MeshShaderMaterial と頂点シェーダーの両方に uniform を追加します。まず、頂点シェーダーは次のとおりです。

uniform float amplitude;
attribute float displacement;
varying vec3 vNormal;

void main() {

vNormal = normal;

// multiply our displacement by the
// amplitude. The amp will get animated
// so we'll have animated displacement
vec3 newPosition = position +
                    normal *
                    vec3(displacement *
                        amplitude);

gl_Position = projectionMatrix *
                modelViewMatrix *
                vec4(newPosition,1.0);
}

次に、MeshShaderMaterial を更新します。

// add a uniform for the amplitude
var uniforms = {
amplitude: {
    type: 'f', // a float
    value: 0
}
};

// create the final material
var shaderMaterial = new THREE.MeshShaderMaterial({
uniforms:       uniforms,
attributes:     attributes,
vertexShader:   $('#vertexshader').text(),
fragmentShader: $('#fragmentshader').text()
});

これでシェーダーは完成です。しかし、右側は後退したように見えます。これは主に、振幅の値が 0 であり、それを変位に乗算しているため、変化が見られないためです。また、アニメーション ループも設定していないため、0 が他の値に変わることはありません。

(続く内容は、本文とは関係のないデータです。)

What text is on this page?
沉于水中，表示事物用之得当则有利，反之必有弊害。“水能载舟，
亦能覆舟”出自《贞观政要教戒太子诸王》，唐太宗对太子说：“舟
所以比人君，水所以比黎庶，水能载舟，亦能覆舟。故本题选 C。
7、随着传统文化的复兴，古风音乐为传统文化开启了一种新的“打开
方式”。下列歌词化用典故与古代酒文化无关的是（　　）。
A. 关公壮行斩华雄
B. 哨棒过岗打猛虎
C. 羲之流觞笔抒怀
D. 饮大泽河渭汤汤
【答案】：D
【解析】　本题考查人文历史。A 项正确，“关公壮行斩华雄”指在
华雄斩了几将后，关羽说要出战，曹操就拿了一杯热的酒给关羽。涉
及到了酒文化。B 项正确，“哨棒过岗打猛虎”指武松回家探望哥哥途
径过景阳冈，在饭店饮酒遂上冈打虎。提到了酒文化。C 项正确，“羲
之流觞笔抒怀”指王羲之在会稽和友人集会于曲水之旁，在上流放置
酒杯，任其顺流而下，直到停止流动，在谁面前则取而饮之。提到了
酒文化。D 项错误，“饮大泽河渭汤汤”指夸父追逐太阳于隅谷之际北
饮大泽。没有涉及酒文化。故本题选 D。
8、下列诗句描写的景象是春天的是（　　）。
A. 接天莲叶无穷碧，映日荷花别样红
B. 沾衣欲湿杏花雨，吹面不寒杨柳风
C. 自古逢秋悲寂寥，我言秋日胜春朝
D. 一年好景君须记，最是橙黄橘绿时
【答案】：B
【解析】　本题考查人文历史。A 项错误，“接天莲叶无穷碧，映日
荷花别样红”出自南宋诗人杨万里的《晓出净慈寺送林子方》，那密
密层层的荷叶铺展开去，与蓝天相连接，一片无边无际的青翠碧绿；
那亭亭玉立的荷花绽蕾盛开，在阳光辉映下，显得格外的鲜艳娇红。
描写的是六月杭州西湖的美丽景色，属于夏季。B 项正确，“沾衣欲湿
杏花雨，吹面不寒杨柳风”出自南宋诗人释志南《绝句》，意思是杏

JavaScript で、レンダリング呼び出しを関数にラップし、requestAnimationFrame を使用して呼び出す必要があります。また、ユニフォームの値を更新する必要があります。

var frame = 0;
function update() {

// update the amplitude based on
// the frame value
uniforms.amplitude.value = Math.sin(frame);
frame += 0.1;

renderer.render(scene, camera);

// set up the next call
requestAnimFrame(update);
}
requestAnimFrame(update);

まとめ

これで完了です。奇妙な(少しトリッピーな)脈動するようなアニメーションが表示されます。

シェーダーについては、他にも多くのトピックがあります。この入門編が皆様のお役に立てば幸いです。これで、シェーダーを見たときに理解できるようになり、独自の素晴らしいシェーダーを作成する自信がついたはずです。